LEGEND OF MANA arrangement album Promise

SEIKEN DENSETSU / LEGEND OF MANA arrangement album PromiseLEGEND OF MANA arrangement album Promise wydany po 18 latach od ukazania się gry Legend of Mana przypomina nam o jednej z wielu świetnych ścieżek dźwiękowych jakie zostały napisane podczas złotej ery JRPG. To nie pierwszy raz gdy kompozycje Yoko Shimomury dostają nowe brzmienie. Poprzednie “aranżalbumy”, drammatica oraz memória!, stawiały jednak na orkiestrację utworów z różnych gier, przy których maczała palce Japonka.

Promise skupia się na melodiach z Legend of Mana i Heroes of Mana ubierając je zwykle w bardzo różnorodne, jazzowe szaty. Stonowany, ale dość radosny Hometown of Domina stawia na jazzową klasykę – fortepian, kontrabas i perkusja. Takie utwory jak lounge’owy Seven Shades of Life – Bejeweled City in Ruins, czy bardziej spokojny, ale także utrzymany w tym gatunku Picturesque Landscape idealnie nadawałyby się jako muzyka puszczana gdzieś w restauracji czy kawiarni. Klimat ameryki łacińskiej łapiemy wsłuchując się w To the Sea, który czerpie pełnymi garściami z brazylijskiej bossa novy. Dynamicznie i dość surowo zagrane, ze świetnymi zmianami nastroju i cudowną harmonią Tango Appassionata – As the Heart Wills romansuje z… tango, a Such Cruel Fate w którym latynosko brzmiąca akustyczna gitara uzupełniana jest partiami skrzypiec, z flamenco.

Od wariacji jazzowych stroni Singing Wind, Journey’s Path, w którym flet i klasyczną gitarą wysuwają się na pierwszy plan i gatunkowo bliżej mu do popu, a stricte fortepianowa aranżacja Palpota Harbor pokazuje, że z Legend of Mana powinna doczekać się albumu z cyklu piano collections. Oczywiście na albumie nie mogło zabraknąć piosenki znanej z gry Legend of Mana – Song of MANA. Akustyczna wersja tego utworu, jest mniej radosna niż folkowy oryginał, co nie znaczy że brzmi gorzej.
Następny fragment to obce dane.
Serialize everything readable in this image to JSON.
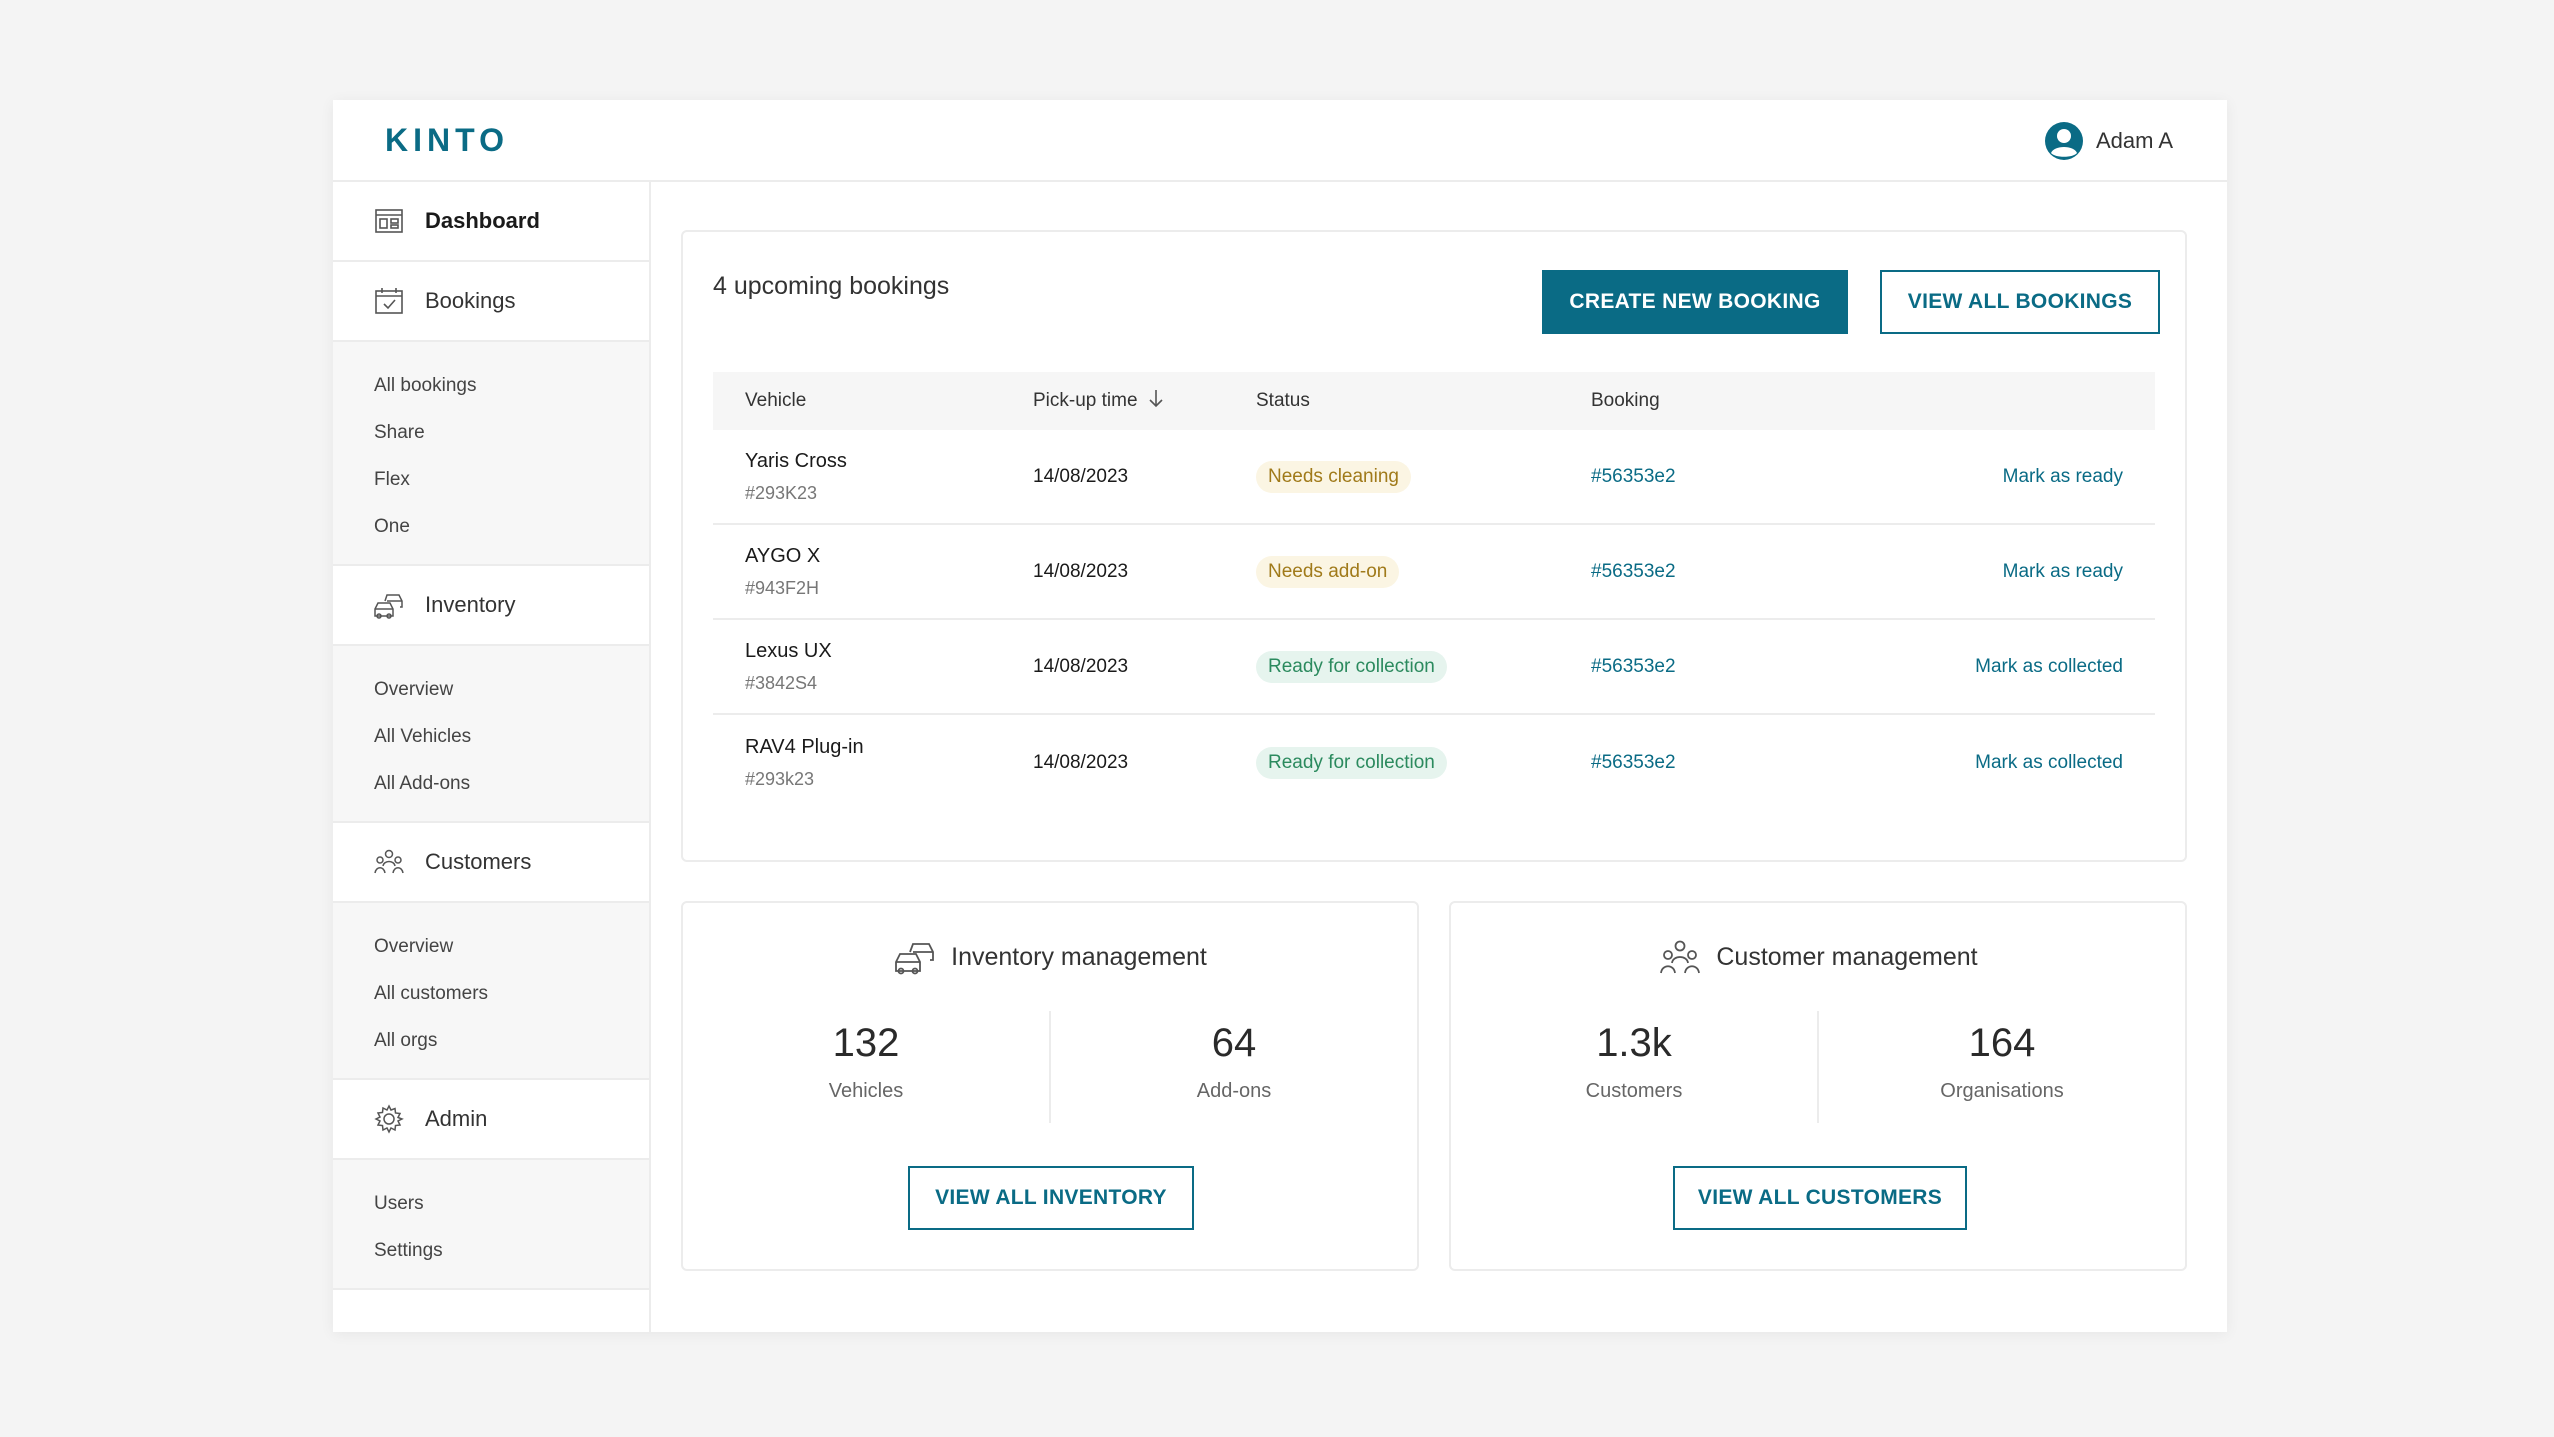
{
  "brand": {
    "logo": "KINTO",
    "accent": "#0a6b85"
  },
  "user": {
    "name": "Adam A",
    "icon": "user-avatar-icon"
  },
  "sidebar": {
    "sections": [
      {
        "label": "Dashboard",
        "icon": "dashboard-icon",
        "active": true,
        "items": []
      },
      {
        "label": "Bookings",
        "icon": "calendar-icon",
        "items": [
          "All bookings",
          "Share",
          "Flex",
          "One"
        ]
      },
      {
        "label": "Inventory",
        "icon": "cars-icon",
        "items": [
          "Overview",
          "All Vehicles",
          "All Add-ons"
        ]
      },
      {
        "label": "Customers",
        "icon": "people-icon",
        "items": [
          "Overview",
          "All customers",
          "All orgs"
        ]
      },
      {
        "label": "Admin",
        "icon": "gear-icon",
        "items": [
          "Users",
          "Settings"
        ]
      }
    ]
  },
  "bookings": {
    "title": "4 upcoming bookings",
    "create_label": "CREATE NEW BOOKING",
    "view_all_label": "VIEW ALL BOOKINGS",
    "columns": [
      "Vehicle",
      "Pick-up time",
      "Status",
      "Booking"
    ],
    "rows": [
      {
        "vehicle": "Yaris Cross",
        "plate": "#293K23",
        "time": "14/08/2023",
        "status": "Needs cleaning",
        "status_type": "warn",
        "booking": "#56353e2",
        "action": "Mark as ready"
      },
      {
        "vehicle": "AYGO X",
        "plate": "#943F2H",
        "time": "14/08/2023",
        "status": "Needs add-on",
        "status_type": "warn",
        "booking": "#56353e2",
        "action": "Mark as ready"
      },
      {
        "vehicle": "Lexus UX",
        "plate": "#3842S4",
        "time": "14/08/2023",
        "status": "Ready for collection",
        "status_type": "ok",
        "booking": "#56353e2",
        "action": "Mark as collected"
      },
      {
        "vehicle": "RAV4 Plug-in",
        "plate": "#293k23",
        "time": "14/08/2023",
        "status": "Ready for collection",
        "status_type": "ok",
        "booking": "#56353e2",
        "action": "Mark as collected"
      }
    ]
  },
  "inventory": {
    "title": "Inventory management",
    "stats": [
      {
        "value": "132",
        "label": "Vehicles"
      },
      {
        "value": "64",
        "label": "Add-ons"
      }
    ],
    "button": "VIEW ALL INVENTORY"
  },
  "customers": {
    "title": "Customer management",
    "stats": [
      {
        "value": "1.3k",
        "label": "Customers"
      },
      {
        "value": "164",
        "label": "Organisations"
      }
    ],
    "button": "VIEW ALL CUSTOMERS"
  }
}
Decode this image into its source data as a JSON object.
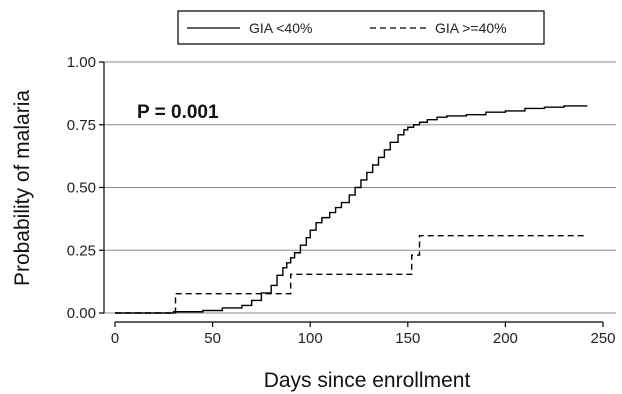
{
  "chart_data": {
    "type": "line",
    "title": "",
    "xlabel": "Days since enrollment",
    "ylabel": "Probability of malaria",
    "xlim": [
      0,
      250
    ],
    "ylim": [
      0,
      1
    ],
    "xticks": [
      "0",
      "50",
      "100",
      "150",
      "200",
      "250"
    ],
    "xtick_values": [
      0,
      50,
      100,
      150,
      200,
      250
    ],
    "yticks": [
      "0.00",
      "0.25",
      "0.50",
      "0.75",
      "1.00"
    ],
    "ytick_values": [
      0,
      0.25,
      0.5,
      0.75,
      1.0
    ],
    "grid": "horizontal",
    "legend_position": "top",
    "annotation": "P = 0.001",
    "series": [
      {
        "name": "GIA <40%",
        "style": "solid",
        "color": "#000000",
        "x": [
          0,
          30,
          45,
          55,
          65,
          70,
          75,
          80,
          83,
          86,
          88,
          90,
          92,
          95,
          98,
          100,
          103,
          106,
          110,
          113,
          116,
          120,
          123,
          126,
          129,
          132,
          135,
          138,
          141,
          145,
          148,
          150,
          153,
          156,
          160,
          165,
          170,
          180,
          190,
          200,
          210,
          220,
          230,
          242
        ],
        "y": [
          0,
          0.005,
          0.01,
          0.02,
          0.03,
          0.05,
          0.08,
          0.11,
          0.15,
          0.18,
          0.2,
          0.22,
          0.24,
          0.27,
          0.3,
          0.33,
          0.36,
          0.38,
          0.4,
          0.42,
          0.44,
          0.47,
          0.5,
          0.53,
          0.56,
          0.59,
          0.62,
          0.65,
          0.68,
          0.71,
          0.73,
          0.74,
          0.75,
          0.76,
          0.77,
          0.78,
          0.785,
          0.79,
          0.8,
          0.805,
          0.815,
          0.82,
          0.825,
          0.825
        ]
      },
      {
        "name": "GIA >=40%",
        "style": "dashed",
        "color": "#000000",
        "x": [
          0,
          31,
          81,
          90,
          150,
          152,
          156,
          242
        ],
        "y": [
          0,
          0.077,
          0.077,
          0.154,
          0.154,
          0.231,
          0.308,
          0.308
        ]
      }
    ]
  }
}
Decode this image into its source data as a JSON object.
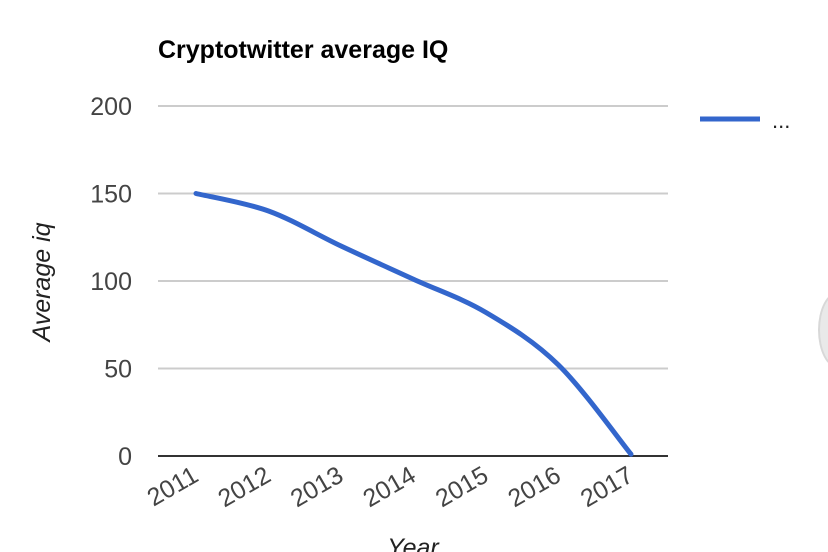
{
  "chart_data": {
    "type": "line",
    "title": "Cryptotwitter average IQ",
    "xlabel": "Year",
    "ylabel": "Average iq",
    "x": [
      "2011",
      "2012",
      "2013",
      "2014",
      "2015",
      "2016",
      "2017"
    ],
    "series": [
      {
        "name": "...",
        "values": [
          150,
          140,
          120,
          101,
          82,
          52,
          1
        ]
      }
    ],
    "yticks": [
      "200",
      "150",
      "100",
      "50",
      "0"
    ],
    "ylim": [
      0,
      200
    ],
    "grid": true,
    "legend_position": "right",
    "line_color": "#3366cc",
    "grid_color": "#cccccc",
    "axis_color": "#333333"
  }
}
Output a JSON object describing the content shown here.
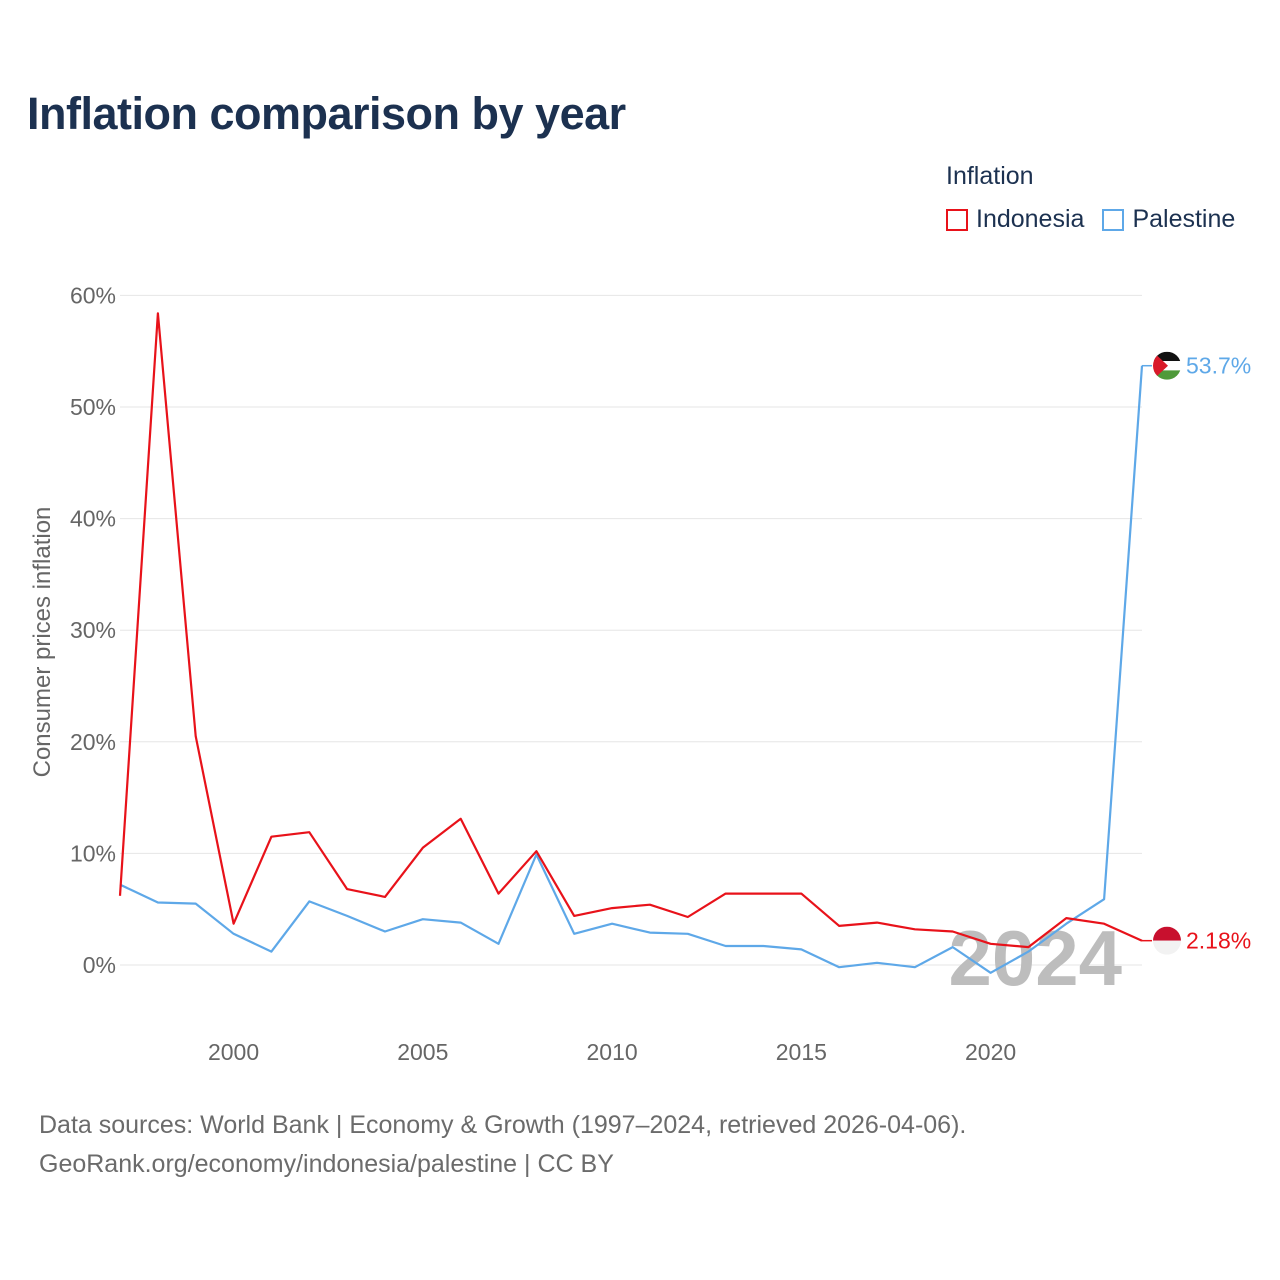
{
  "title": "Inflation comparison by year",
  "legend": {
    "title": "Inflation",
    "items": [
      {
        "label": "Indonesia",
        "color": "#e8121a"
      },
      {
        "label": "Palestine",
        "color": "#5ea8e8"
      }
    ]
  },
  "footer": {
    "line1": "Data sources: World Bank | Economy & Growth (1997–2024, retrieved 2026-04-06).",
    "line2": "GeoRank.org/economy/indonesia/palestine | CC BY"
  },
  "chart_data": {
    "type": "line",
    "title": "Inflation comparison by year",
    "ylabel": "Consumer prices inflation",
    "xlabel": "",
    "x": [
      1997,
      1998,
      1999,
      2000,
      2001,
      2002,
      2003,
      2004,
      2005,
      2006,
      2007,
      2008,
      2009,
      2010,
      2011,
      2012,
      2013,
      2014,
      2015,
      2016,
      2017,
      2018,
      2019,
      2020,
      2021,
      2022,
      2023,
      2024
    ],
    "xlim": [
      1997,
      2024
    ],
    "ylim": [
      -5,
      62
    ],
    "xticks": [
      2000,
      2005,
      2010,
      2015,
      2020
    ],
    "yticks": [
      0,
      10,
      20,
      30,
      40,
      50,
      60
    ],
    "ytick_labels": [
      "0%",
      "10%",
      "20%",
      "30%",
      "40%",
      "50%",
      "60%"
    ],
    "watermark_year": "2024",
    "series": [
      {
        "name": "Indonesia",
        "color": "#e8121a",
        "values": [
          6.2,
          58.4,
          20.5,
          3.7,
          11.5,
          11.9,
          6.8,
          6.1,
          10.5,
          13.1,
          6.4,
          10.2,
          4.4,
          5.1,
          5.4,
          4.3,
          6.4,
          6.4,
          6.4,
          3.5,
          3.8,
          3.2,
          3.0,
          1.9,
          1.6,
          4.2,
          3.7,
          2.18
        ],
        "end_label": "2.18%",
        "flag": "indonesia"
      },
      {
        "name": "Palestine",
        "color": "#5ea8e8",
        "values": [
          7.2,
          5.6,
          5.5,
          2.8,
          1.2,
          5.7,
          4.4,
          3.0,
          4.1,
          3.8,
          1.9,
          9.9,
          2.8,
          3.7,
          2.9,
          2.8,
          1.7,
          1.7,
          1.4,
          -0.2,
          0.2,
          -0.2,
          1.6,
          -0.7,
          1.2,
          3.7,
          5.9,
          53.7
        ],
        "end_label": "53.7%",
        "flag": "palestine"
      }
    ]
  }
}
Gdy myślę jak miałby wyglądać idealny album z aranżacjami dochodzę do wniosku, że powinien umieć przenieść melodie tak by od pierwszych dźwięków dało się je powiązać z oryginałem, ale i pozwolił by sobie na dozę improwizacji. Nie powiem, że LEGEND OF MANA arrangement album Promise wpasowuje się idealnie w tą teorię. W niektórych utworach nadal z trudem doszukuję się odniesień do pierwotnych kompozycji, ale nie przeszkadza mi to by spędzać miło chwilę słuchając tej płyty. Aranżerzy (po ich pełną listę odsyłam do vgmdb) świetnie się dogadali co do tego jaki kształt ma obrać płyta by ta była jak najbardziej spójna.